Il suo nome è entrato nella storia, e non solo della medicina: Christian Barnard. È il chirurgo che il 3 dicembre 1967, in una clinica del Sudafrica, esegue il primo trapianto di cuore umano. Il mondo, incredulo, trattiene il respiro contando i giorni di sopravvivenza del paziente: saranno 18, poi l’uomo morirà per rigetto immunitario. Ma ormai la via è aperta, quello di Barnard e della sua équipe è un passo storico per l’umanità. Già un mese dopo, il 2 gennaio, si verifica il secondo tentativo. Oggi il trapianto del cuore per lo specialista è un intervento di routine.
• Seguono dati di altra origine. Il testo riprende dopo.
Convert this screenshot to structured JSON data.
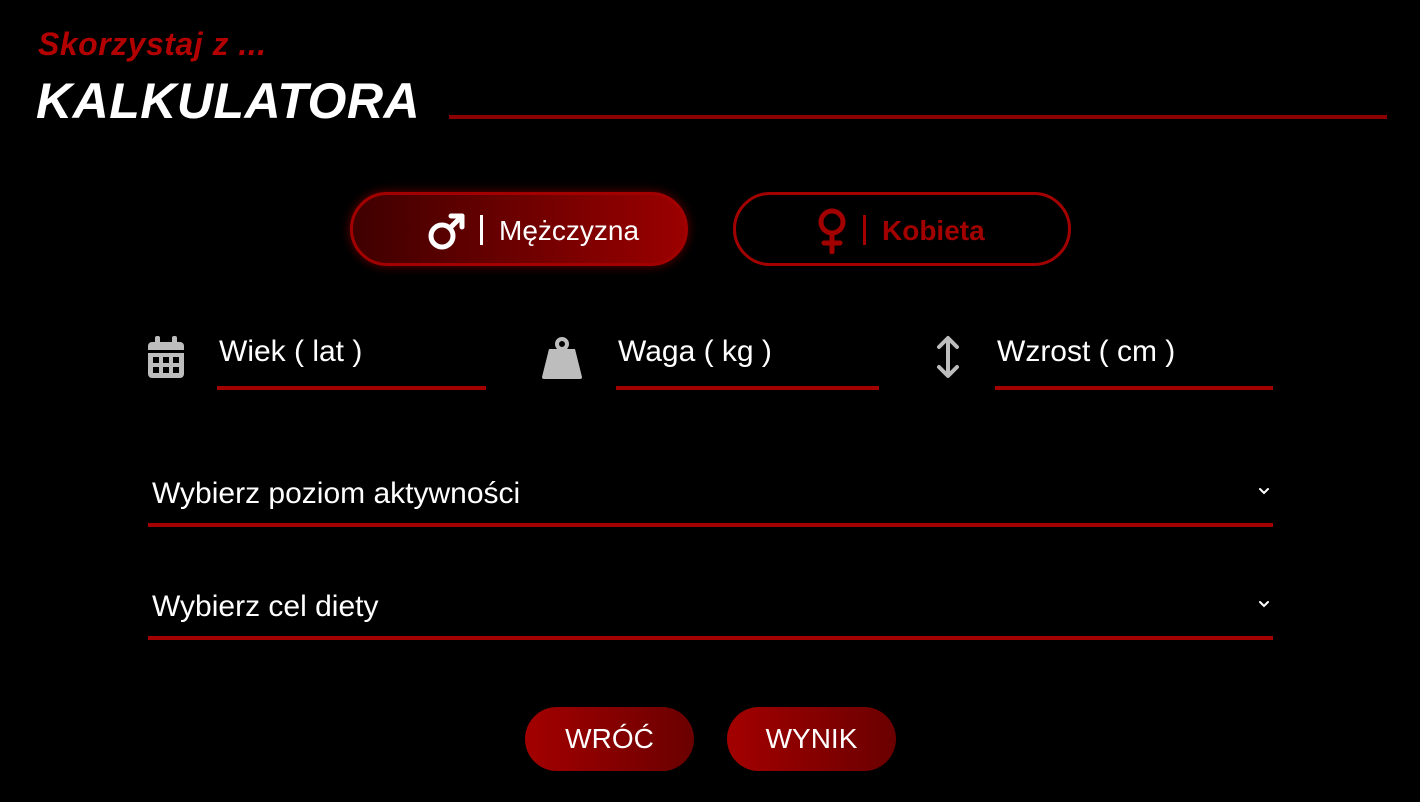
{
  "header": {
    "subtitle": "Skorzystaj z ...",
    "title": "KALKULATORA"
  },
  "gender": {
    "male_label": "Mężczyzna",
    "female_label": "Kobieta",
    "selected": "Mężczyzna"
  },
  "fields": {
    "age": "Wiek ( lat )",
    "weight": "Waga ( kg )",
    "height": "Wzrost ( cm )"
  },
  "selects": {
    "activity": "Wybierz poziom aktywności",
    "goal": "Wybierz cel diety"
  },
  "buttons": {
    "back": "WRÓĆ",
    "result": "WYNIK"
  },
  "colors": {
    "accent": "#a30000",
    "accent_text": "#b30000",
    "background": "#000000",
    "icon_gray": "#bdbdbd"
  },
  "icons": {
    "male": "male-symbol-icon",
    "female": "female-symbol-icon",
    "age": "calendar-icon",
    "weight": "weight-icon",
    "height": "vertical-arrows-icon",
    "chevron": "chevron-down-icon",
    "check": "check-icon"
  }
}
Ma sono molti, oltre a quello di Barnard, i nomi dei medici che hanno fatto crescere la «scienza del cuore», a partire dal fisiologo bernese Albrecht von Haller che nel 1761 rilevò per primo il movimento del sangue dopo aver iniettato un colorante. Poi quello di René Läennec, francese, l’inventore dello stetoscopio; di Williem Einthoven, professore olandese di fisiologia, che nel 1902 sviluppò l’elettrocardiografo, e per questo ricevette il Nobel nel 1942. Nel 1938, invece, l’americano Robert Gross diede inizio all’era della moderna cardiochirurgia: esegì su una bambina la prima operazione riuscita su un vaso sanguigno vicinissimo al cuore.
Il resto è «cronaca»: Ake Senning, nel ’58, impianta il primo pacemaker artificiale, quindi l’exploit di Barnard, il primo by-pass cuore (l’arentino Favarolo nel ’67), l’uso dei defibrillatori grazie a Michael Mirowski (1980) e la somministrazione (Bodo Strauer, nel 2001) di cellule staminali nella coronaria per la cura del ventricolo sinistro in pazienti colpiti da infarto cardiaco.